The camera captures and caresses without filter the beauty of the declaimed words and the delicacy of the feelings expressed on stage and in life. Accompanied by the sublime texts of Berenice and Titus of Root or Platonov by Chekhov, the catchy music of Paganini, Janis Joplin or Daniel Balavoine, we live live the sentimental tug of the young “Amandiers”. For them, apart from the theatre, nothing is sacred, everything seems possible, even making love in the confessional.

burn his life

If you become an actress, you will burn your life. You risk going crazy. Maybe you will be loved by many, but you will end up sad and alone. The butler had warned her. But Stella, Valeria Bruni Tedeschi’s alter ego in the film, was rich, but she wanted to become an actress, go on stage, stop time. The overflowing generosity of the actors takes us on a rollercoaster of exuberance and despair. To be caught or not. To be loved or not. To be or to disappear in an existential void.

The color of the plans matches the passion. It is not the image that is framed, but the pain and the melancholy, the hope and the disenchantment of a youth that is already fleeing. Their utopia has a name and a place, the Théâtre des Amandiers in Nanterre, which also brings them to the Actor’s Studio in New York, but the destiny of these young actors and actresses is not played out in theaters and streets, but especially in their inner worlds so rich and rebellious, submerged in rivers of laughter and tears, pulled by the tenacious and troubled dreams of their hearts and souls.

“Theatre is dangerous”

Theater is not a hobby. It’s dangerous. It’s serious. Even if he remains very discreet at the start of the film, the figure of Patrice Chéreau, co-founder of the Théâtre des Amandiers, hovers over each scene. And then, very surprisingly, the tireless explorer of human obsessions takes a very expensive The Almond Treeseven though the film’s end credits warn that ” some scenes are inspired by memories, but do not reflect reality “.

Almost ten years after his death in 2013, at the age of 68, Patrice Chéreau remains a living god for the theater world. At the end of the 1980s, where the film is set, the director found himself at the start of his international fame. Nevertheless, in The Almond Trees, we discover above all a character who contrasts with the image of a master crowned with an absolute genius. Louis Garrel brings to life the dark sides of the role of Patrice Chéreau with such thoroughness, such seriousness and lucidity, that he almost gives the impression of wanting to launch a male #MeToo…
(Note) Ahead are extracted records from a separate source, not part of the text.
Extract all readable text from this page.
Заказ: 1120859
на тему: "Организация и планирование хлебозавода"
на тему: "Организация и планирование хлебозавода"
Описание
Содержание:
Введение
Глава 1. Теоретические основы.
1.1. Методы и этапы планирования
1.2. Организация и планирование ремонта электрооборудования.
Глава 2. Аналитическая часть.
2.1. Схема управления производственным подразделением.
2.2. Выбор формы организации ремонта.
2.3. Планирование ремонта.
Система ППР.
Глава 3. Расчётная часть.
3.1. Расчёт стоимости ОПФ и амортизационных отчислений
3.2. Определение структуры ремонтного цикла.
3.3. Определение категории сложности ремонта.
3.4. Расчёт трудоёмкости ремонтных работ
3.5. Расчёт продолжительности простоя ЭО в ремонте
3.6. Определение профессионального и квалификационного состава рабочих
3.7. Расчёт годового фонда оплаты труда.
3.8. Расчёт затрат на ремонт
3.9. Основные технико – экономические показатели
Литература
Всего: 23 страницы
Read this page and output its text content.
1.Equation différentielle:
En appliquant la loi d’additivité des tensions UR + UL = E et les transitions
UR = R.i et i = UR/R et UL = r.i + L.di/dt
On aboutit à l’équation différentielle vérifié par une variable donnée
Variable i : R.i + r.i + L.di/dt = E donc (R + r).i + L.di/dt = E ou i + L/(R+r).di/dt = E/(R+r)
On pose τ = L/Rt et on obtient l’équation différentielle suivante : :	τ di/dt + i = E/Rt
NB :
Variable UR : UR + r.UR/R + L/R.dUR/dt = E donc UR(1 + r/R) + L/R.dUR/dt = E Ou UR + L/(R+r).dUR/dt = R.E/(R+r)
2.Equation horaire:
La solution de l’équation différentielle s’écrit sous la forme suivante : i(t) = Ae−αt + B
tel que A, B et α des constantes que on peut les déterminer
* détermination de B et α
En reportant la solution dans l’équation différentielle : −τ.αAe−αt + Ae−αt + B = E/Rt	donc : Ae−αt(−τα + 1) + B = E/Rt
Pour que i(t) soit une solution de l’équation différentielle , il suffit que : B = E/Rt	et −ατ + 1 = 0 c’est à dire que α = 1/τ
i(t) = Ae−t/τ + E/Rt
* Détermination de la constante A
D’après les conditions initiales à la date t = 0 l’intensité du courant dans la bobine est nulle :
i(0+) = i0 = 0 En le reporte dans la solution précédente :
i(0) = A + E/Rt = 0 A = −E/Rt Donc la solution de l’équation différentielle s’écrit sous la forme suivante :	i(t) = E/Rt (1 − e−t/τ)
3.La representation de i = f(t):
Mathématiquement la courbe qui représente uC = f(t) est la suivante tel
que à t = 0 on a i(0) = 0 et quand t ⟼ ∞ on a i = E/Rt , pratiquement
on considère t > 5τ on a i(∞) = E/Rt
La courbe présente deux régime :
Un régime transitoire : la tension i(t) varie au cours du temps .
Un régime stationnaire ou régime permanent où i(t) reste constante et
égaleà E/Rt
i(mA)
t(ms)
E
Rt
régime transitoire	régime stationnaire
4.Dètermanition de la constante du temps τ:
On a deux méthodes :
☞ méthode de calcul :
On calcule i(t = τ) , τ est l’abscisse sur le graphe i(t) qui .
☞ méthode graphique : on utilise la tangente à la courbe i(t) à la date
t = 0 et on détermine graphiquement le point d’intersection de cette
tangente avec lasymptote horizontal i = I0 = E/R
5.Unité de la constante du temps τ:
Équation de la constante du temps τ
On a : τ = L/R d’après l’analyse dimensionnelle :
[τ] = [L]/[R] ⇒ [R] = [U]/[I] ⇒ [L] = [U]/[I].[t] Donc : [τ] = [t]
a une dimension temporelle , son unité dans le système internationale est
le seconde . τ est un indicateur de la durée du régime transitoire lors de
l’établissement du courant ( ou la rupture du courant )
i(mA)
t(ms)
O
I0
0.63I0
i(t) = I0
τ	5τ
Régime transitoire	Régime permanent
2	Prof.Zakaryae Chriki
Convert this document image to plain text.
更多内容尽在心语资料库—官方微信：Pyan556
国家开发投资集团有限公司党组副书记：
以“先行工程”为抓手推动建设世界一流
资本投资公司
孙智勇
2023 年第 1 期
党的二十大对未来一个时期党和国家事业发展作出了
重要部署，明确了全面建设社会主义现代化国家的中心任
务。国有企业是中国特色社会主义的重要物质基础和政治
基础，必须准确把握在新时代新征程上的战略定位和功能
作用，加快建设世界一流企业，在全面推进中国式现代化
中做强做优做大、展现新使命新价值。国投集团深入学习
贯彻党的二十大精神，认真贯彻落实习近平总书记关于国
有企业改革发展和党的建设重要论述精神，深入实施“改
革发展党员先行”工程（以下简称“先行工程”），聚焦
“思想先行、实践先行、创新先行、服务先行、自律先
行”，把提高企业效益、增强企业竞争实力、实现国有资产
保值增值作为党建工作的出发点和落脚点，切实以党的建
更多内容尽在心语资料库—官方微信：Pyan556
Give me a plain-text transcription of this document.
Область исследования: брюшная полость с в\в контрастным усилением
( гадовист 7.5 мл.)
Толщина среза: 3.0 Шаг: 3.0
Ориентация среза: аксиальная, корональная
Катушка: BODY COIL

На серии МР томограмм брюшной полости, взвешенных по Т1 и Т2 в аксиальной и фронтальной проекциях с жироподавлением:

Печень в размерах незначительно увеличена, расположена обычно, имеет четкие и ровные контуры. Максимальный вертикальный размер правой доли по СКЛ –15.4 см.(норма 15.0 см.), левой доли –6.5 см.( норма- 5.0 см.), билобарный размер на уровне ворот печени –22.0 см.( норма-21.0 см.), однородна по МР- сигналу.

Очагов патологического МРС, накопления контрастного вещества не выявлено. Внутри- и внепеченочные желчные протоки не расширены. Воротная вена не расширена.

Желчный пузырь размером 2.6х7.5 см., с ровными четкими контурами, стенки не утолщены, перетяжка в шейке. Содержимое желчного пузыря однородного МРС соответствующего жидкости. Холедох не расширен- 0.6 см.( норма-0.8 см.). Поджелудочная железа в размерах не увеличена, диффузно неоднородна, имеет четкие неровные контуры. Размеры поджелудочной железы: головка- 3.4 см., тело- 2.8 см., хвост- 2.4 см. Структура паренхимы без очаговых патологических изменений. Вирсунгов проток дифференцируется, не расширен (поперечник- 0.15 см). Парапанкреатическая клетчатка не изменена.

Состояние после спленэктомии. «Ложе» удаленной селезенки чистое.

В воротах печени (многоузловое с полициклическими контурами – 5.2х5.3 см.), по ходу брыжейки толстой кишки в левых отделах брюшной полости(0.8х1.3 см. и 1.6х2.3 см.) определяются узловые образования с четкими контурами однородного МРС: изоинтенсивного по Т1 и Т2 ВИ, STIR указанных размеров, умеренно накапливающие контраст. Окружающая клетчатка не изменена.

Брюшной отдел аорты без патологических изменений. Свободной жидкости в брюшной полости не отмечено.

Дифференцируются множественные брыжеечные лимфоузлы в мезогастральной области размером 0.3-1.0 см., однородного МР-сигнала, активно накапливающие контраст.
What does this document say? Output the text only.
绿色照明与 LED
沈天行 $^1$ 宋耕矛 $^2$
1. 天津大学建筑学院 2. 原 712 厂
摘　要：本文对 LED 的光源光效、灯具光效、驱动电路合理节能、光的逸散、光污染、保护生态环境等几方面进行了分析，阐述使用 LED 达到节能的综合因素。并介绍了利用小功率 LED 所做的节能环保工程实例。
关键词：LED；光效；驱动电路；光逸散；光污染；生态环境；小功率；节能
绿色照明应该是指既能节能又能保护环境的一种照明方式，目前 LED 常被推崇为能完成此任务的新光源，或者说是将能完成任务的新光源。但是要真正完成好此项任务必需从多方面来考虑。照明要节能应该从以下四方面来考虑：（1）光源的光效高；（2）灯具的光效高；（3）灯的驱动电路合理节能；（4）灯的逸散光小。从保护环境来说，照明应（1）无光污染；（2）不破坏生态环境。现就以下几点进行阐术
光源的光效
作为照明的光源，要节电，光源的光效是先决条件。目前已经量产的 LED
Patrice Chéreau and his homosexual impulses

At the time, Valeria Bruni Tedeschi was, alongside Vincent Pérez, Agnès Jaoui, Marianne Denicourt…, one of the students of the Amandiers. In her autobiographical film, she depicts Chéreau as a terribly lonely man, very irritable, extremely authoritarian, and frequently subject to his homosexual impulses which he inflicts on others and which also guide him in the distribution of roles and the allocation of positions. Let’s find out in The Almond Trees the hidden side of Patrice Chéreau?

Nope, relativizes Valeria Bruni Tedeschi, simply, in early drafts of the script, he was a very smooth character, with no flaws. Afterwards, it was absolutely necessary not to respect this character so much. Not to be so intimidated and respectful, because this character was not interesting, he was a bit theoretical. And then, Chéreau was not respectful with his characters when he was writing or directing the characters. So, out of respect for Chéreau, I had to be disrespectful towards this character who is called “Patrice Chéreau”, but who is not him. We kept the name, but it’s not because we kept the name that it’s him. He’s still a fictional director. »

The last curtain raiser

As for actors and actresses, the carelessness and innocence of their youth come to an end when individual and collective catastrophes shake up their lives: professional failure for some, abortion or overdose for others, and then there is Chernobyl. During the last curtain raiser, a voice from the off informs us of the first deaths after the accident at the nuclear power plant. Everything has an end, except the theater which continues as long as life goes on.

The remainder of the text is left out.